MyBPC: High expectations. High excellence.


Dr. Amanda Allen

Assistant Professor of History

My reputation around campus: I am strict and difficult.  Does it bother me? Not one bit.  What students may call “strict” or “difficult” is what I simply consider as having college-level expectations.  Why? Because with high expectations comes high excellence.  This is never more evident to me than each fall semester in which I teach my senior seminar course.  As part of the History degree curriculum each major must take this capstone course and write a twenty-five page research paper.  Students get to choose any historical topic and prove they are no longer just history students but are, in fact, historians.  They also have to present this research with a professional-level Power Point presentation.  In public.  Sometimes it seems they consider this the most daunting part of the entire degree!
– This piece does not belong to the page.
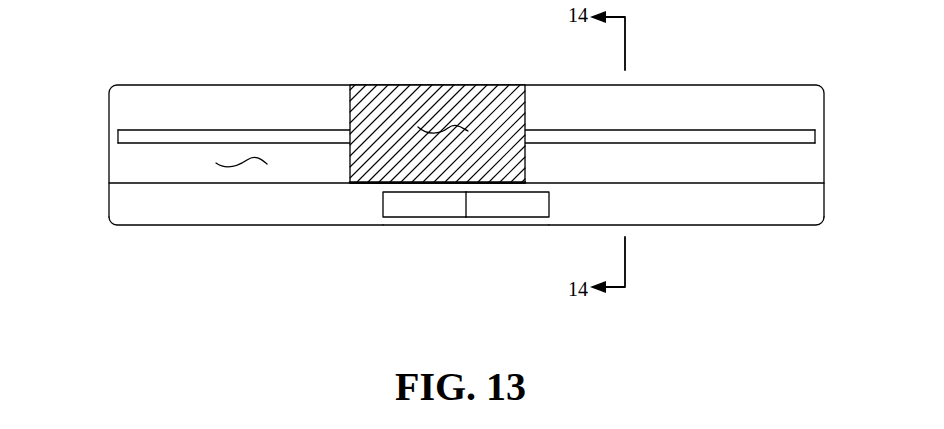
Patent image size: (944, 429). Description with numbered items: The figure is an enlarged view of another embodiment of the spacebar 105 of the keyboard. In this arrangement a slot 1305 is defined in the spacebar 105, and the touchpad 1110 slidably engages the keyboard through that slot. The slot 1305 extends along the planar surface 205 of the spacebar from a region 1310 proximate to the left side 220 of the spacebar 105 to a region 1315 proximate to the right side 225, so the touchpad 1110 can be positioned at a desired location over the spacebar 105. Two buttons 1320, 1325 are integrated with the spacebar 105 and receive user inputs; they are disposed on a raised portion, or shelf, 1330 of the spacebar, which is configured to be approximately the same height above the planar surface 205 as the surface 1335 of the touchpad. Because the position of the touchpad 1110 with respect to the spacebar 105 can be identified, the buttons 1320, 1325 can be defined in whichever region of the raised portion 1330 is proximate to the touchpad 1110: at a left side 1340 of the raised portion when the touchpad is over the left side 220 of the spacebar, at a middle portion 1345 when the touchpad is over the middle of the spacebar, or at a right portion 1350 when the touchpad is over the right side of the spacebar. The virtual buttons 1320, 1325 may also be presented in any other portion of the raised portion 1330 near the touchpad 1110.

But, each time I watch majors stand up and share their interests with the audience, I am impressed and proud.  For years it is I who stands before them and teaches but on this evening each fall the roles reverse.  They teach me.  It is one of the greatest moments of being a BPC professor.  By the time our students are looking towards graduation, all us BPC professors have truly spent countless hours getting to know these students not only as our students but as future colleagues.  This is not something found at larger colleges; it is part of what makes BPC such a wonderful learning environment.

IMG_6485Tuesday November 27, my three current senior seminar students presented their research to a packed Gilder Auditorium.  Emily Jones has loved Egypt since her first fall on campus.  Her research focuses on why female Pharaoh Hatshepsut was almost fully expunged from the historical record.  Emily’s conclusion: because Hatshepsut was a successful and powerful woman when she should have surrendered all authority to her son and the rightful Pharaoh.  Wyatt Morris chose to analyze how Julius Caesar’s adopted son, Octavian, used war as a method of manipulation to gain power after Caesar’s death.  With strategic battles Octavian rid all who stood in his way so he could be the first Roman Emperor.  Marshall Lopez provided a cultural history on Julia Child as the first televised chef.  In an era marked by male leadership, it was Julia Child who stood in front of a camera and revolutionized cooking in America.  Always behind the camera stood her husband as equal partner.  Together they challenged the traditional marriage model without trying to do so.  Rather, it was because they simply saw themselves as equals that they were able to balance each other as needed and have a long and successful career teaching America how to cook French food.

Having Emily, Marshall, and Wyatt teach me about Hatshepsut, Octavian, and Julia Child marks the culmination of all I strive to do as a professor.  I am beyond proud of my students and thankful I have the opportunity to know and shape my majors.  And yes, I even teared up a bit at this proud moment. I cannot wait to do so again next fall.